The East-Asian ones (brass, most often with a nickel plating) are generally not worth much. Loud: yes, playable: yes; very good: no. Recording King, Kala, Johnson, Regal, Gretsch, Luna, Ashbury, Kala fall into this category.
It's true that it's a high step up pricewise from there. From there it's a leap up to the 1000-and-above category. Stuart Wailing makes one-offs as well for a mid-way price, but they're quite heavy and not to everyone's liking.
In the upper bracket, there are antique ones, NRP ones (steel, wood, brass), Fine Resophonic ones (in a modernistic style, or the very rare inverted spider cone ones) and a host of bespoke luthiers: Argapa, DonMo, Beltona, Mya-Moe and Argapa have been mentioned, Ron Philips makes the Del Rey ones but they're very rare. Paul Beard makes wood-bodies ones.
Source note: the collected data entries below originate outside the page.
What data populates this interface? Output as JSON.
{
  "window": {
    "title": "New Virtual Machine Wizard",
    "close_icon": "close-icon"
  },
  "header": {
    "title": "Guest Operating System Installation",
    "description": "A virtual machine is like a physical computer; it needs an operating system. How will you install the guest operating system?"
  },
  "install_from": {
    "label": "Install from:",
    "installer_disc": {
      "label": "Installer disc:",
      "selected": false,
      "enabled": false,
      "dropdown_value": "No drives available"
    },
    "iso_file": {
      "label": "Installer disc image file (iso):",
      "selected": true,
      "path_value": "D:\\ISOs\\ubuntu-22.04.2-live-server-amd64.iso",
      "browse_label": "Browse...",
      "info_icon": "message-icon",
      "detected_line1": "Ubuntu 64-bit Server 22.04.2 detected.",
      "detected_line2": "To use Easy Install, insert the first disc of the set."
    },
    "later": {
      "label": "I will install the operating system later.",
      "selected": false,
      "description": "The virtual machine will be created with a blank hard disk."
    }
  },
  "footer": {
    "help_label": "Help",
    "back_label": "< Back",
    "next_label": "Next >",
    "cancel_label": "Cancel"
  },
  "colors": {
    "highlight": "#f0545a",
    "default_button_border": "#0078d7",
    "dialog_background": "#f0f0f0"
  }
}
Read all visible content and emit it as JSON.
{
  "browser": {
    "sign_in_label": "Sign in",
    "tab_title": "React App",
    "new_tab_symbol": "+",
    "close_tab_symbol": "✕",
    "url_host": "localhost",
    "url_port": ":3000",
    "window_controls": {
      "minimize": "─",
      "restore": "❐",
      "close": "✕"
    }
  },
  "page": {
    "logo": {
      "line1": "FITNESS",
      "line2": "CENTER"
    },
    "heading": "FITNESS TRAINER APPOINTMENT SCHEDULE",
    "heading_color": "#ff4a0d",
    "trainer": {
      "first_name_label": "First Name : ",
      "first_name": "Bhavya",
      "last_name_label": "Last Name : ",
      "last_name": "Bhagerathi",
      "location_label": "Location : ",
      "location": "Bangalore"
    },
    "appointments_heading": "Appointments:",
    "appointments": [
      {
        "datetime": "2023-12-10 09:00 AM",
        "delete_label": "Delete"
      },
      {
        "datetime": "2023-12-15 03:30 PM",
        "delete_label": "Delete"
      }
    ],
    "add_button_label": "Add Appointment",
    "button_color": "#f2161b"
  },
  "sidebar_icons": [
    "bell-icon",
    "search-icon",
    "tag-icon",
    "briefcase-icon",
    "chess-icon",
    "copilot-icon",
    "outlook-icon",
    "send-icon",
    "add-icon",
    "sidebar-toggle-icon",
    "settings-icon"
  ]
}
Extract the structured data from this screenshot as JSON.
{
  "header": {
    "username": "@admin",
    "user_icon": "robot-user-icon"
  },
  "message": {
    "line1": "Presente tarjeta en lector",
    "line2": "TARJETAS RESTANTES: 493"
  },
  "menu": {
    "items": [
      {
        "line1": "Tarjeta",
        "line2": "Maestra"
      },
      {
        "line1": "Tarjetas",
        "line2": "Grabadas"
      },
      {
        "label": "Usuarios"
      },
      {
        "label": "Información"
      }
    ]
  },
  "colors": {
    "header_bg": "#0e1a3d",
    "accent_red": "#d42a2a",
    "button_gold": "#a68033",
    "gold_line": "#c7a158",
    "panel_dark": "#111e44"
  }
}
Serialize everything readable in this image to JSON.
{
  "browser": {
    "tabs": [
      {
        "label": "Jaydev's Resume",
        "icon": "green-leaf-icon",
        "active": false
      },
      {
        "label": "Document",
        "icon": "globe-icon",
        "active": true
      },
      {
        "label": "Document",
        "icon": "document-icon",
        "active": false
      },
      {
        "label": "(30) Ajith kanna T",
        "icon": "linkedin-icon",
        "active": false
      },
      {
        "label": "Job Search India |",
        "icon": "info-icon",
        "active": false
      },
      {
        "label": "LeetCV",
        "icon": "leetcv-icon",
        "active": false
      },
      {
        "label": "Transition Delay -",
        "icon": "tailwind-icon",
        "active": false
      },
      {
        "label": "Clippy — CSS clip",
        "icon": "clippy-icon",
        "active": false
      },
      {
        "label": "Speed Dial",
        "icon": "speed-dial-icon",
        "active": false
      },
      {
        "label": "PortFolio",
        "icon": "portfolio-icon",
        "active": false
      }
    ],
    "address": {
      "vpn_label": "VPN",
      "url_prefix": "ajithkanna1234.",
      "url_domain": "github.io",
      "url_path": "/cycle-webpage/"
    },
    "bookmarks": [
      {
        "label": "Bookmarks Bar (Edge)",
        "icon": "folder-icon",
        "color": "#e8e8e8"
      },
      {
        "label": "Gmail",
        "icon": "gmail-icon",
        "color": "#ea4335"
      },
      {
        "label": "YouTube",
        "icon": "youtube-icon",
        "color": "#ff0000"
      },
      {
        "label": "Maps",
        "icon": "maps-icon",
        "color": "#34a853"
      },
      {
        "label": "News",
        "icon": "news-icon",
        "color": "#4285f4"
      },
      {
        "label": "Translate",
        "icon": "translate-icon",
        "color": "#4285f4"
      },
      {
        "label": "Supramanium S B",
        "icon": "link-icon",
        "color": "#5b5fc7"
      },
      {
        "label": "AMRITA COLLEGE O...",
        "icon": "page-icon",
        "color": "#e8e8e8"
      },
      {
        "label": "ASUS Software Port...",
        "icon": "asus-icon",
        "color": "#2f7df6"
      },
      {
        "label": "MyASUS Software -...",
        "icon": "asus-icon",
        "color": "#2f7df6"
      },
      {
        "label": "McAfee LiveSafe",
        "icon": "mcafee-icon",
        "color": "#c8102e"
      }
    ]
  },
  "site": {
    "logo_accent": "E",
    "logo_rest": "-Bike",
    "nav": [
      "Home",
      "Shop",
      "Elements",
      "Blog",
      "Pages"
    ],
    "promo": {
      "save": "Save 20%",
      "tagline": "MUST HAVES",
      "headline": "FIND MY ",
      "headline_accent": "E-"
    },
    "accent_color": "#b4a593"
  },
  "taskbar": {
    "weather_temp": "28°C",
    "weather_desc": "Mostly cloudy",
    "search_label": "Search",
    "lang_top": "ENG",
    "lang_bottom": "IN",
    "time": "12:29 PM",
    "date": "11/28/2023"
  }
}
Pete Howlett makes very good ones as well, in an art deco style.
'Steel ukulele' is not a very good term. I thought at first it might be about playing lap style (with a steel bar, as in 'steel guitar') or having steel strings on a ukulele. Resonator describes the instruments better, regardless of the body material (either brass, german silver, steel or wood) and the cone system (forward facing 'spider' cones, backward facing 'biscuit' cones or the handful of 'tricone' instruments with a backward facing trio of small cones).
As with banjo ukes, resonators require some attention to set-up: if you restring them with care, the intonation can become far off, buzzes and rattles develop and the cone might collapse - even on very high quality instruments. The main tricks are that the bridge is loose and can be twisted (even with the push of a pencil end), tension of the strings should be perpendicular/downward, and the cone can't handle uneven pressure (so restring string by string, or outside strings followed by inside strings).
But they are great instruments, with unrivalled dynamics (soft to loud).